Session S83.3
Automatic Detection Of Apnea With The Electrocardiogram
P. de Chazal, C. Heneghan, E. Sheridan,
R. Reilly, P. Nolan, M. O'Malley
University College - Dublin
Dublin, Ireland
Entry 20000503.171154, entrant 14. Score 13124/17268=76.00%. This study investigates accurate detection of epochs of clinically significant sleep apnea through automated scanning of surface lead ECG recordings, based on the Philipps-University database. This provides a "gold-standard" measure of the presence of apnea based on assessment of a clinical panel with access to additional measurements, with each minute of the recordings independently classified as normal or sleep apnea. The database contains signals from 70 subjects with approximately eight hours of data per subject. The ECG signal and classifications of 35 of the recordings are available for training and the other 35 classifications withheld for independent validation of classifiers. Unvalidated QRS detection points are provided for the ECG files. We also detected approximately 85% of P wave onsets. A criterion in developing our classifiers was to ensure they were insensitive to imperfectly detected QRS and P waves. An initial set of 37 features was created for apnea detection based on R-R and P-R intervals derived from each minute of data. The R-R features include mean and standard deviation of R-R rate, serial correlation coefficients and low-frequency spectral measures. We also included novel features based on Allan variance and detection of sequences of alternating bradycardia and tachycardia.
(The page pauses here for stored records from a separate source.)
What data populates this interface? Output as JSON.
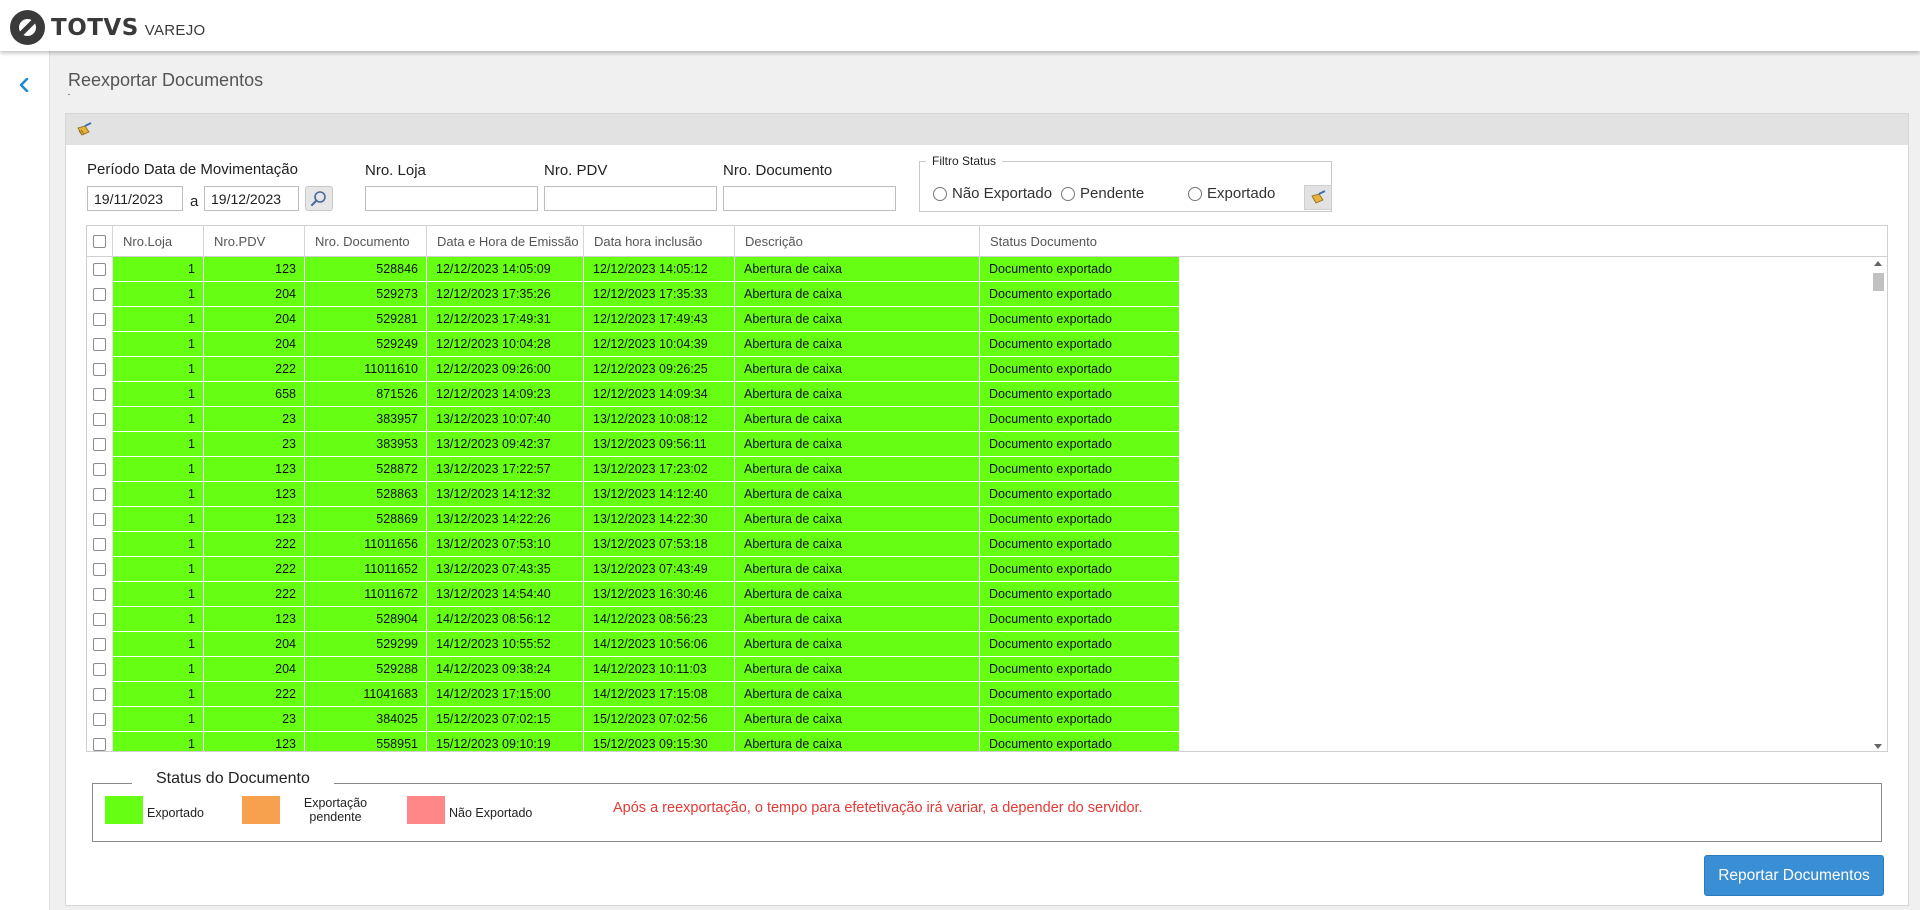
{
  "header": {
    "brand": "TOTVS",
    "product": "VAREJO"
  },
  "page": {
    "title": "Reexportar Documentos"
  },
  "filters": {
    "period_label": "Período Data de Movimentação",
    "date_from": "19/11/2023",
    "date_sep": "a",
    "date_to": "19/12/2023",
    "loja_label": "Nro. Loja",
    "pdv_label": "Nro. PDV",
    "documento_label": "Nro. Documento",
    "status_filter": {
      "legend": "Filtro Status",
      "options": [
        "Não Exportado",
        "Pendente",
        "Exportado"
      ]
    }
  },
  "table": {
    "columns": [
      "Nro.Loja",
      "Nro.PDV",
      "Nro. Documento",
      "Data e Hora de Emissão",
      "Data hora inclusão",
      "Descrição",
      "Status Documento"
    ],
    "rows": [
      [
        "1",
        "123",
        "528846",
        "12/12/2023 14:05:09",
        "12/12/2023 14:05:12",
        "Abertura de caixa",
        "Documento exportado"
      ],
      [
        "1",
        "204",
        "529273",
        "12/12/2023 17:35:26",
        "12/12/2023 17:35:33",
        "Abertura de caixa",
        "Documento exportado"
      ],
      [
        "1",
        "204",
        "529281",
        "12/12/2023 17:49:31",
        "12/12/2023 17:49:43",
        "Abertura de caixa",
        "Documento exportado"
      ],
      [
        "1",
        "204",
        "529249",
        "12/12/2023 10:04:28",
        "12/12/2023 10:04:39",
        "Abertura de caixa",
        "Documento exportado"
      ],
      [
        "1",
        "222",
        "11011610",
        "12/12/2023 09:26:00",
        "12/12/2023 09:26:25",
        "Abertura de caixa",
        "Documento exportado"
      ],
      [
        "1",
        "658",
        "871526",
        "12/12/2023 14:09:23",
        "12/12/2023 14:09:34",
        "Abertura de caixa",
        "Documento exportado"
      ],
      [
        "1",
        "23",
        "383957",
        "13/12/2023 10:07:40",
        "13/12/2023 10:08:12",
        "Abertura de caixa",
        "Documento exportado"
      ],
      [
        "1",
        "23",
        "383953",
        "13/12/2023 09:42:37",
        "13/12/2023 09:56:11",
        "Abertura de caixa",
        "Documento exportado"
      ],
      [
        "1",
        "123",
        "528872",
        "13/12/2023 17:22:57",
        "13/12/2023 17:23:02",
        "Abertura de caixa",
        "Documento exportado"
      ],
      [
        "1",
        "123",
        "528863",
        "13/12/2023 14:12:32",
        "13/12/2023 14:12:40",
        "Abertura de caixa",
        "Documento exportado"
      ],
      [
        "1",
        "123",
        "528869",
        "13/12/2023 14:22:26",
        "13/12/2023 14:22:30",
        "Abertura de caixa",
        "Documento exportado"
      ],
      [
        "1",
        "222",
        "11011656",
        "13/12/2023 07:53:10",
        "13/12/2023 07:53:18",
        "Abertura de caixa",
        "Documento exportado"
      ],
      [
        "1",
        "222",
        "11011652",
        "13/12/2023 07:43:35",
        "13/12/2023 07:43:49",
        "Abertura de caixa",
        "Documento exportado"
      ],
      [
        "1",
        "222",
        "11011672",
        "13/12/2023 14:54:40",
        "13/12/2023 16:30:46",
        "Abertura de caixa",
        "Documento exportado"
      ],
      [
        "1",
        "123",
        "528904",
        "14/12/2023 08:56:12",
        "14/12/2023 08:56:23",
        "Abertura de caixa",
        "Documento exportado"
      ],
      [
        "1",
        "204",
        "529299",
        "14/12/2023 10:55:52",
        "14/12/2023 10:56:06",
        "Abertura de caixa",
        "Documento exportado"
      ],
      [
        "1",
        "204",
        "529288",
        "14/12/2023 09:38:24",
        "14/12/2023 10:11:03",
        "Abertura de caixa",
        "Documento exportado"
      ],
      [
        "1",
        "222",
        "11041683",
        "14/12/2023 17:15:00",
        "14/12/2023 17:15:08",
        "Abertura de caixa",
        "Documento exportado"
      ],
      [
        "1",
        "23",
        "384025",
        "15/12/2023 07:02:15",
        "15/12/2023 07:02:56",
        "Abertura de caixa",
        "Documento exportado"
      ],
      [
        "1",
        "123",
        "558951",
        "15/12/2023 09:10:19",
        "15/12/2023 09:15:30",
        "Abertura de caixa",
        "Documento exportado"
      ]
    ]
  },
  "legend": {
    "title": "Status do Documento",
    "items": [
      {
        "label": "Exportado",
        "color": "#66ff14"
      },
      {
        "label": "Exportação pendente",
        "color": "#f7a14e"
      },
      {
        "label": "Não Exportado",
        "color": "#ff8787"
      }
    ],
    "note": "Após a reexportação, o tempo para efetetivação irá variar, a depender do servidor."
  },
  "actions": {
    "reexport_label": "Reportar Documentos"
  },
  "colors": {
    "exported_row": "#66ff14",
    "primary_button": "#3a8ed4",
    "note_text": "#e53935"
  }
}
The P-R features include mean and standard deviation of P-R intervals and serial correlation coefficients. Automatic feature selection from these 37 features based on minimisation of Wilk's lambda was considered. A branch-and-bound algorithm was used to find the optimal subsets of features. We evaluated several classifiers based on linear and quadratic discriminants, and feed-forward neural networks. To minimise the bias of the performance estimates of the classifiers 35-fold cross-validation was used. Each fold contained data from one subject only. The cross-validated results show that the best classifier resulted in a sensitivity of 61% and specificity of 82%, equivalent to an overall accuracy of 74%. When the classifier was independently validated on the test set it achieved an overall accuracy of 76%.